Sens. Corey Booker (D-NJ) and Dean Heller (R-NV) introduced the Assisted Living Pilot Program for Veterans with Traumatic Brain Injury Extension Act, S.2607. The AL-TBI Extension Act authorizes the continuation of a critical VA program that provides intensive care and rehabilitation to veterans with complex brain injuries. AL-TBI consists of community-based residential/transitional rehabilitation programs around the country in which veterans are immersed in therapies for movement, memory, speech, and gradual community reintegration. This model of care allows veterans facing similar challenges to live together while receiving 24/7 care, which has yielded impressive results and helped rehabilitate hundreds of veterans from severe injuries that are notoriously difficult to treat.

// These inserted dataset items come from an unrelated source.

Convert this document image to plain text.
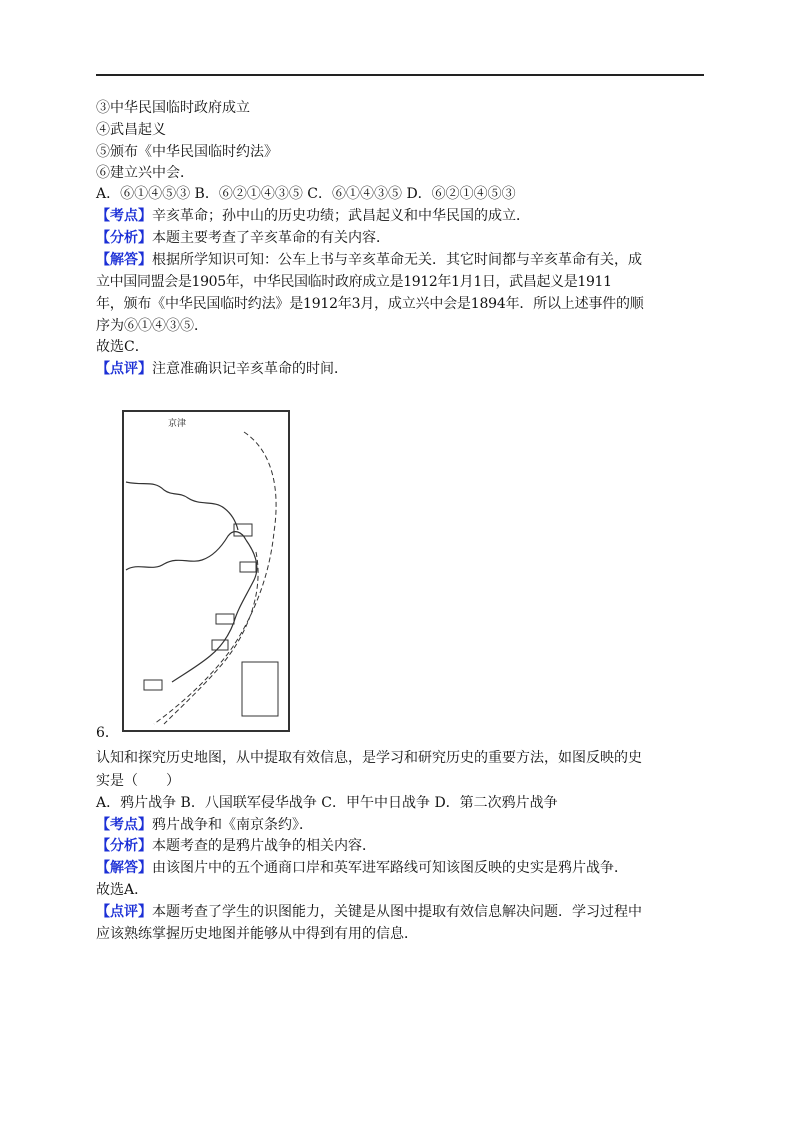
③中华民国临时政府成立
④武昌起义
⑤颁布《中华民国临时约法》
⑥建立兴中会．
A．⑥①④⑤③ B．⑥②①④③⑤ C．⑥①④③⑤ D．⑥②①④⑤③
【考点】辛亥革命；孙中山的历史功绩；武昌起义和中华民国的成立．
【分析】本题主要考查了辛亥革命的有关内容．
【解答】根据所学知识可知：公车上书与辛亥革命无关．其它时间都与辛亥革命有关，成
立中国同盟会是1905年，中华民国临时政府成立是1912年1月1日，武昌起义是1911
年，颁布《中华民国临时约法》是1912年3月，成立兴中会是1894年．所以上述事件的顺
序为⑥①④③⑤．
故选C．
【点评】注意准确识记辛亥革命的时间．
京津
6．
认知和探究历史地图，从中提取有效信息，是学习和研究历史的重要方法，如图反映的史
实是（　　）
A．鸦片战争 B．八国联军侵华战争 C．甲午中日战争 D．第二次鸦片战争
【考点】鸦片战争和《南京条约》．
【分析】本题考查的是鸦片战争的相关内容．
【解答】由该图片中的五个通商口岸和英军进军路线可知该图反映的史实是鸦片战争．
故选A．
【点评】本题考查了学生的识图能力，关键是从图中提取有效信息解决问题．学习过程中
应该熟练掌握历史地图并能够从中得到有用的信息．
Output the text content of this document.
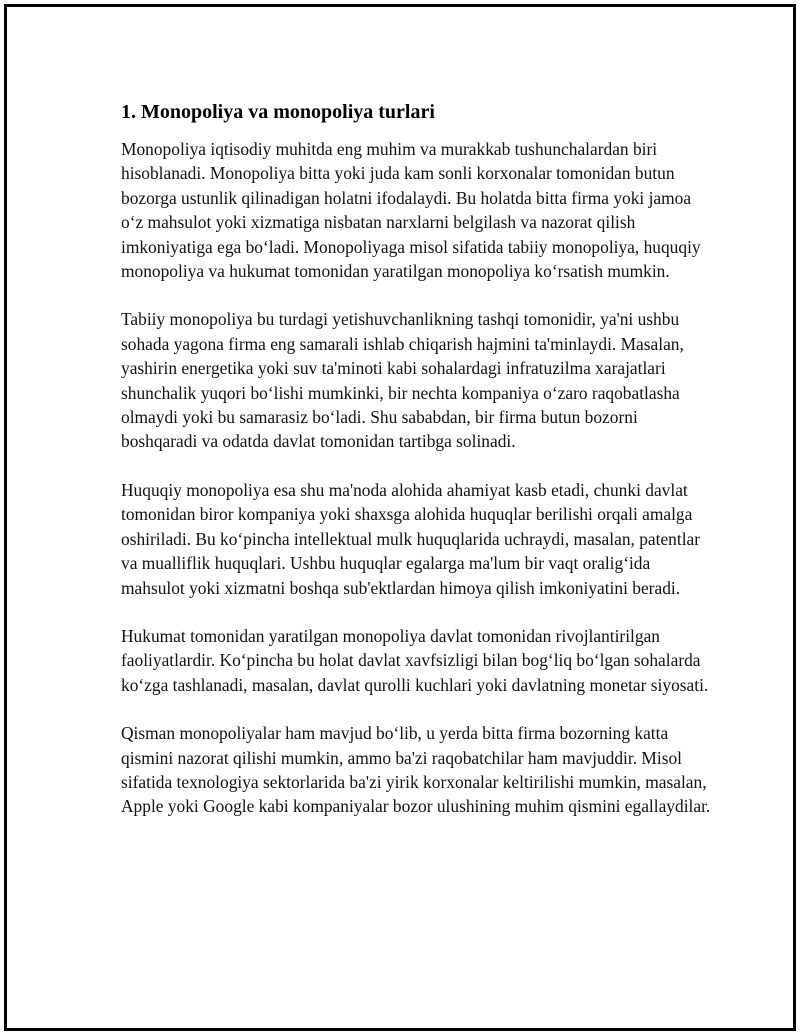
1. Monopoliya va monopoliya turlari

Monopoliya iqtisodiy muhitda eng muhim va murakkab tushunchalardan biri hisoblanadi. Monopoliya bitta yoki juda kam sonli korxonalar tomonidan butun bozorga ustunlik qilinadigan holatni ifodalaydi. Bu holatda bitta firma yoki jamoa o‘z mahsulot yoki xizmatiga nisbatan narxlarni belgilash va nazorat qilish imkoniyatiga ega bo‘ladi. Monopoliyaga misol sifatida tabiiy monopoliya, huquqiy monopoliya va hukumat tomonidan yaratilgan monopoliya ko‘rsatish mumkin.

Tabiiy monopoliya bu turdagi yetishuvchanlikning tashqi tomonidir, ya'ni ushbu sohada yagona firma eng samarali ishlab chiqarish hajmini ta'minlaydi. Masalan, yashirin energetika yoki suv ta'minoti kabi sohalardagi infratuzilma xarajatlari shunchalik yuqori bo‘lishi mumkinki, bir nechta kompaniya o‘zaro raqobatlasha olmaydi yoki bu samarasiz bo‘ladi. Shu sababdan, bir firma butun bozorni boshqaradi va odatda davlat tomonidan tartibga solinadi.

Huquqiy monopoliya esa shu ma'noda alohida ahamiyat kasb etadi, chunki davlat tomonidan biror kompaniya yoki shaxsga alohida huquqlar berilishi orqali amalga oshiriladi. Bu ko‘pincha intellektual mulk huquqlarida uchraydi, masalan, patentlar va mualliflik huquqlari. Ushbu huquqlar egalarga ma'lum bir vaqt oralig‘ida mahsulot yoki xizmatni boshqa sub'ektlardan himoya qilish imkoniyatini beradi.

Hukumat tomonidan yaratilgan monopoliya davlat tomonidan rivojlantirilgan faoliyatlardir. Ko‘pincha bu holat davlat xavfsizligi bilan bog‘liq bo‘lgan sohalarda ko‘zga tashlanadi, masalan, davlat qurolli kuchlari yoki davlatning monetar siyosati.

Qisman monopoliyalar ham mavjud bo‘lib, u yerda bitta firma bozorning katta qismini nazorat qilishi mumkin, ammo ba'zi raqobatchilar ham mavjuddir. Misol sifatida texnologiya sektorlarida ba'zi yirik korxonalar keltirilishi mumkin, masalan, Apple yoki Google kabi kompaniyalar bozor ulushining muhim qismini egallaydilar.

AL-TBI began as a five-year pilot program established in the FY2008 National Defense Authorization Act. Although it took the Department of Veterans Affairs over two years to implement the pilot program, the program-which has been operational for only three years-will expire this year if Congress does not act. The VA has stopped admitting new veterans into the program. If the program is allowed to expire, the VA will have to discharge veterans in the program even if they have not had the full benefits of this model of care. In fact, the VA will begin discontinuing services for at least half of those in the program in mid-September. The VA has indicated it will carry out individual transition plans for veterans currently enrolled in the pilot, but it offers no alternatives that replicate the AL-TBI's model of residential, community-based treatment.